长生不老版本怎么样?或许可以。长生不老意味着永恒。或许一个不死的存在会对忠诚问题有特殊的爱好吧。毕竟,婚姻应该是永远的。
永远。
彼得想到了斯宾塞,苏珊·西尔弗曼,还有霍克。他正沉迷于一本关于他们的书。但是罗伯特·B·帕克最后一次发现新的情形并把它们放进去,发现探索他们个性的新方面,是什么时候?
与卡茜在一起一百年。
与卡茜在一起一千年。
彼得摇摇头。不,长生不老版本不会理解的。长生不老当然不会带来永恒的意义。一点也不。它只给出一个观点。一个长远的观点。
彼得俯身向前,按了F3键,选择“参照物”影像。就是他,只是他,没有被改变的他。
“是谁?”语音合成器的声音。
彼得靠在椅子上说:“是我,彼得·霍布森。”
“哦,”模拟物说,“你的意思是说你是我。”
彼得抬起了眉毛。“有点像吧。”
合成声音哈哈笑了。“不要着急。我正在习惯自己是彼得·霍布森的影像。基础版本。但是你知道你是谁吗?或许你只是一个影像。”说话的人吹着口哨,是《昏暗地带》开始的旋律——他在吹口哨方面要比有血有肉的彼得强多了。
彼得笑了。“我想如果我们的情形倒转过来,我不会喜欢,”他说。
“嘿,也不是那么糟糕,”模拟物说。“我已经读了大量的作品。我可以同时读十八本书。当我对一本书厌烦时,我会转换到另一本。当然,智能终端处理器要比化学的大脑快,因此我的浏览速度非常快——我终于要阅读托玛斯·平琼的作品了。”
这真是与众不同的模拟物,彼得想。与众不同。“我希望我有更多的时间阅读,”他说。
“我希望我能够停下来休息,”模拟物说,“我们都有自己要忍受的烦恼。”
彼得又笑了。
“你为什么要把我从电子管中叫出来?”模拟物问。
彼得耸耸肩。“我不知道。或许是想与你聊天吧,”他停了停。“在我知道卡茜的事后,我们创造了你。”
没有必要更具体地说。人工制造的声音很悲哀。“是的。”
“我还没有把这件事告诉任何人。”
“我认为你不会,”模拟物说。
“哦?”
“我们是私人化的人,”它说。“如果你不介意我乱用语法。我们没有透露内心自我的倾向。”
彼得点点头。
“请大声一点。”
“对不起。我忘了你看不见我。我在点头同意你的观点。”
“自然的。哎,我也不能给你很多建议。我的意思是,不管我想到什么,你自己可能已经想到了。但是试试这个,就在你和你自己之间,说说:你还爱卡茜吗?”

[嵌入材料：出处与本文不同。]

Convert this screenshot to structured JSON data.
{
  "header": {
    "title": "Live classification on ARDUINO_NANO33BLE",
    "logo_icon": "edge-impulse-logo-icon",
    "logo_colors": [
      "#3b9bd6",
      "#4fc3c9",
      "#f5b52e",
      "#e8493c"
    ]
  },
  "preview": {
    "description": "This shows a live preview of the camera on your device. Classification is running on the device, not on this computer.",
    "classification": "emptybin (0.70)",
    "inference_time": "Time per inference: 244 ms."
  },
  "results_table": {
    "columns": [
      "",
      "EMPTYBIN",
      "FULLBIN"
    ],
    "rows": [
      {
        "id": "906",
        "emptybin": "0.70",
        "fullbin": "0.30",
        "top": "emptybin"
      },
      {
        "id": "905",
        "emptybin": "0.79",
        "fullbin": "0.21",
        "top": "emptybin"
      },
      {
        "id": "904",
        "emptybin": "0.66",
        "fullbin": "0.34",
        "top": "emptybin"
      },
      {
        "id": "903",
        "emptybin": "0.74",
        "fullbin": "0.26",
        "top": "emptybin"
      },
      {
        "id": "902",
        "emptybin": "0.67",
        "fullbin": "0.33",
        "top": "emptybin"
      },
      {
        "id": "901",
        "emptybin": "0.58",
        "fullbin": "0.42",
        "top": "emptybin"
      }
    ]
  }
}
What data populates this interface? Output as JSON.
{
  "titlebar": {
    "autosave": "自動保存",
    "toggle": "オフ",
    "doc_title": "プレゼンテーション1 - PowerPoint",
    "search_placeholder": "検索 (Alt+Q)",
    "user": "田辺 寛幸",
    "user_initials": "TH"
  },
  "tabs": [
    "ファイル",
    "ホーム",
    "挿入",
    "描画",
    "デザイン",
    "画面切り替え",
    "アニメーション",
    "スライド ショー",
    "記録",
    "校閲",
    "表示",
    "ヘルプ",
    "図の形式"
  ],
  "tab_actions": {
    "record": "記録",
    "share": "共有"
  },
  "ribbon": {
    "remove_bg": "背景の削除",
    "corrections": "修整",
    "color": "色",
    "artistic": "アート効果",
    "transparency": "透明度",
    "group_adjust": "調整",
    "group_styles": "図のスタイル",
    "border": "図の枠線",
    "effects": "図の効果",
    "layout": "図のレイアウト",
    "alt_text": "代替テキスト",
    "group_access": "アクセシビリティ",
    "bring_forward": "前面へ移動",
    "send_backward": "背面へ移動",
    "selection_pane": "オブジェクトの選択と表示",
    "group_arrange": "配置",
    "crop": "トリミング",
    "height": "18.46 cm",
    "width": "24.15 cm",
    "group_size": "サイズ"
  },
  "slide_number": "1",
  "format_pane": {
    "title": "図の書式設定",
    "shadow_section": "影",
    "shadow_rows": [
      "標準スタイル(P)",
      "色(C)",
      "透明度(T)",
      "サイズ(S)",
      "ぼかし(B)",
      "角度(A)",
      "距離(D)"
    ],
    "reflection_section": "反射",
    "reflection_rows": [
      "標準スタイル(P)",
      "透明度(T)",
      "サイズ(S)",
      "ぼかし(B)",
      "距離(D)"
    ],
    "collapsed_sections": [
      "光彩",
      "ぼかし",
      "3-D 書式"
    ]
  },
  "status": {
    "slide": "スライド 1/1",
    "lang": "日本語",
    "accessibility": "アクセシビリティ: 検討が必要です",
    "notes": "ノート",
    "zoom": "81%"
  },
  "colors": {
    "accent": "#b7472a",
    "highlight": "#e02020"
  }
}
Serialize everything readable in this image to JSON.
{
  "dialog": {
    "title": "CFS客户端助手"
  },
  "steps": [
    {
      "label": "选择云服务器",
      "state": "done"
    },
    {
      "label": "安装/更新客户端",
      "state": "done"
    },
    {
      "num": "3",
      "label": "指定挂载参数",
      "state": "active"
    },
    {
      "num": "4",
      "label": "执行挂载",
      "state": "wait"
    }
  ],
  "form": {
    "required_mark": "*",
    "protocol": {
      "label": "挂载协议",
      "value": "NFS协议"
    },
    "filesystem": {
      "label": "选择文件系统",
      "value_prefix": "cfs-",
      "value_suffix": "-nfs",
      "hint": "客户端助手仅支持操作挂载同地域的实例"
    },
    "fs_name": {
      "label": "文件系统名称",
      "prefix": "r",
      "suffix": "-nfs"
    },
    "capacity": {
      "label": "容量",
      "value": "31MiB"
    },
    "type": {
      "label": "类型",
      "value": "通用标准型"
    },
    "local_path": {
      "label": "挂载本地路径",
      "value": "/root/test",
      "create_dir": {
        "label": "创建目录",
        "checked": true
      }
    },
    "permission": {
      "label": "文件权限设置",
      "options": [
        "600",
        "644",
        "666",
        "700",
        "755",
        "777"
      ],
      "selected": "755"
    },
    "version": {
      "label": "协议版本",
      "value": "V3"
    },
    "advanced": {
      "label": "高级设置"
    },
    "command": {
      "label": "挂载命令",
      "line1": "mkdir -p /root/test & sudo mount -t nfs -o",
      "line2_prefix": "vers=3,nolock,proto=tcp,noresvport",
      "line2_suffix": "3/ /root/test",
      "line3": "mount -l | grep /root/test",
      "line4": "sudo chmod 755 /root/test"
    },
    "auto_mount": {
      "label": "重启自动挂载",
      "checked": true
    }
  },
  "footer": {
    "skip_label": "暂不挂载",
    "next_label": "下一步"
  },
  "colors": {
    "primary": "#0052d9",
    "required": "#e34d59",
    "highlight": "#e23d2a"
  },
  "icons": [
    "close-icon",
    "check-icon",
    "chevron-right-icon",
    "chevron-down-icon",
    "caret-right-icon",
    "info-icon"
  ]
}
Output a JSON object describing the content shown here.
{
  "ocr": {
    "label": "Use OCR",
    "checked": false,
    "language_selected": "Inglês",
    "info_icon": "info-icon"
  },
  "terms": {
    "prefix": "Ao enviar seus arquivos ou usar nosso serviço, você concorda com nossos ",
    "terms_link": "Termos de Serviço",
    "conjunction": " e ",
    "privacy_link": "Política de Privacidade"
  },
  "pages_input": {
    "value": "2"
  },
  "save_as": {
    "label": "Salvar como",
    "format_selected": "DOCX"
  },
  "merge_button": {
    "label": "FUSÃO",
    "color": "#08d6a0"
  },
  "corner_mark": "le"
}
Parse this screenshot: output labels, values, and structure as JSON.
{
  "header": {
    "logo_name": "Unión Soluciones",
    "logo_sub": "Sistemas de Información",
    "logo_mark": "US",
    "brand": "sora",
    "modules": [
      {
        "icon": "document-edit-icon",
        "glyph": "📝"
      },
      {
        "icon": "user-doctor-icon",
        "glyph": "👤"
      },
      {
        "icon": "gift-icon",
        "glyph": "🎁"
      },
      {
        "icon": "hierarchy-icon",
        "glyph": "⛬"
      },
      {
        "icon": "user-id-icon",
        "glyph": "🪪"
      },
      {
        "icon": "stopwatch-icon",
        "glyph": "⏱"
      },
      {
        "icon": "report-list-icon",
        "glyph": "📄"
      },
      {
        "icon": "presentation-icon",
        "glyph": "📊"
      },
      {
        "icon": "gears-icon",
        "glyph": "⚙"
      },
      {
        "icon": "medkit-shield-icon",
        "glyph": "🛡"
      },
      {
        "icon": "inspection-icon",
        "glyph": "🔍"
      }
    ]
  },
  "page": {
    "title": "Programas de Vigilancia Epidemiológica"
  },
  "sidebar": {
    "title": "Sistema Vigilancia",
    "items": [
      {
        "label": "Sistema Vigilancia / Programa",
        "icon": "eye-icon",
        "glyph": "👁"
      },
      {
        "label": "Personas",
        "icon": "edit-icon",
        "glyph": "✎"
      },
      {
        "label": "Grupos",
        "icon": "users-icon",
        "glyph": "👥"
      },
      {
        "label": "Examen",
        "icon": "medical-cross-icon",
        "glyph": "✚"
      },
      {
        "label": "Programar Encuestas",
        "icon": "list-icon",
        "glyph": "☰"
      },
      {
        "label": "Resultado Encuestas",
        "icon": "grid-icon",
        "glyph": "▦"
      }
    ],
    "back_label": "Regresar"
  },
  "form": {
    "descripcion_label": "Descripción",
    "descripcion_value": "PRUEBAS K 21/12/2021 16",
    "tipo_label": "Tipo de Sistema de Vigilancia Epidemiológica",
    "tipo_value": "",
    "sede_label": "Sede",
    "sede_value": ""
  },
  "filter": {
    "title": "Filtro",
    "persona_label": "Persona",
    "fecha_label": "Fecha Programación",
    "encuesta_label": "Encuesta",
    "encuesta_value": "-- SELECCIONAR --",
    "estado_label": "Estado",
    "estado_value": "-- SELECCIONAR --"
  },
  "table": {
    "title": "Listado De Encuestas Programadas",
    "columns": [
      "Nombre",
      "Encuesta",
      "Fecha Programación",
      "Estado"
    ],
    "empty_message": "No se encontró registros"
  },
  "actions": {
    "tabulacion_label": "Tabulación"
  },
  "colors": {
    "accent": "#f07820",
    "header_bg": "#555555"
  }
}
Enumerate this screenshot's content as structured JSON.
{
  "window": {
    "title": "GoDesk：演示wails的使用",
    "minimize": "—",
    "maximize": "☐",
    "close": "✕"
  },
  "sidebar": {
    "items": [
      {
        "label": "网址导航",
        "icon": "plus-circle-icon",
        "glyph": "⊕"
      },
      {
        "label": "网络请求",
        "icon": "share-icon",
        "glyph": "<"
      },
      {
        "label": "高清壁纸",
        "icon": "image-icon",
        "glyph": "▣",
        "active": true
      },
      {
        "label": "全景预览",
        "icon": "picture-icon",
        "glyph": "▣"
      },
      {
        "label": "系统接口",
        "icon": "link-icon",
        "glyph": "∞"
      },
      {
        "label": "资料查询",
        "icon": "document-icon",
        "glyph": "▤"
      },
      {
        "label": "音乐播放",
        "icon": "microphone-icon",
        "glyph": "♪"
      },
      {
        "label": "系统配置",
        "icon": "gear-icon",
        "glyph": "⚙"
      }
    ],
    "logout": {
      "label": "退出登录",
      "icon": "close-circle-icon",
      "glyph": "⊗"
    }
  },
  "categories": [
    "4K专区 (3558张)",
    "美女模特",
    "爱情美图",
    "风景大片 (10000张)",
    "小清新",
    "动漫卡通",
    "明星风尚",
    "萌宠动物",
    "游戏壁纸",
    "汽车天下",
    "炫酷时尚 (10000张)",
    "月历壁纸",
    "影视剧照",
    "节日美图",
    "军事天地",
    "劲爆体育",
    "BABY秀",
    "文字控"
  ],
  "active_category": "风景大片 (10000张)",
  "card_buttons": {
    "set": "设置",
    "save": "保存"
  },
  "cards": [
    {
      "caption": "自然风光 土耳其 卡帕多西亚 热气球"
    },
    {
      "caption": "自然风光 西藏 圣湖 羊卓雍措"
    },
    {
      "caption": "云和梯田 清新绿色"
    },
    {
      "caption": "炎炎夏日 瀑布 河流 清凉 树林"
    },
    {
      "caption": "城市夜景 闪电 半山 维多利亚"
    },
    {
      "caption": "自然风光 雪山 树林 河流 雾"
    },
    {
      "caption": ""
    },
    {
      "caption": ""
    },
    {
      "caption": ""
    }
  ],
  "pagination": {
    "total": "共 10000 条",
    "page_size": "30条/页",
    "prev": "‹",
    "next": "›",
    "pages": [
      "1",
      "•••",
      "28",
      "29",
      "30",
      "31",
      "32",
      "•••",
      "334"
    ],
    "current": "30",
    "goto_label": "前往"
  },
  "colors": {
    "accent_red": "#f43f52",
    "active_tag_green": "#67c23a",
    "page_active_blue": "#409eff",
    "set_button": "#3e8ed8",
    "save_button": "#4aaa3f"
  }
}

彼得沉默了几分钟。“我不知道。我了解的卡茜——至少是我认为我了解的卡茜不会做那样的事情。”
“但是,我们对一个人的了解有多少?”
彼得又点点头。“的确如此。原谅我用你打比方,但是——”
“人们不喜欢你那样做,你知道的。”
“什么?”
“用他们打比方。你有用身边任何人打比方的趋向。伯刹,原谅我用你打比方,当某个人真的胖时——”
“哦,别这样。我从来不说那样的话。你知道的。”
“我是为了产生戏剧效果而夸大的。这是我们的另一个特性,并不是每个人都会认为自己讨人喜欢。但是,你知道我是什么意思:你会假设一个对话,然后把人们拉进来做例子:杰夫,拿你自己的例子来说。记得你的儿子因为在商店偷东西被拘留的事吗?我想知道在那种情况下,你对犯法的年轻人有多严厉。”
“我那样做是为了表明一种看法。”
“我知道。人们讨厌这个。”
“我想你知道,”彼得说,“不管怎样——”他这个词说得很重,然后重新控制了对话——“用我和萨卡正在做的事情打个比方:我们已经制造了我思想的模型。模型,就这样。影像行事的方法好像跟原件一样。但是,当一个有血有肉的人与别人建立关系时——”
“他们在事实上是不是真的与那个人,或者只是与他们在脑子里建立的一个模型——一个图像,一个理想——发生了的关系?”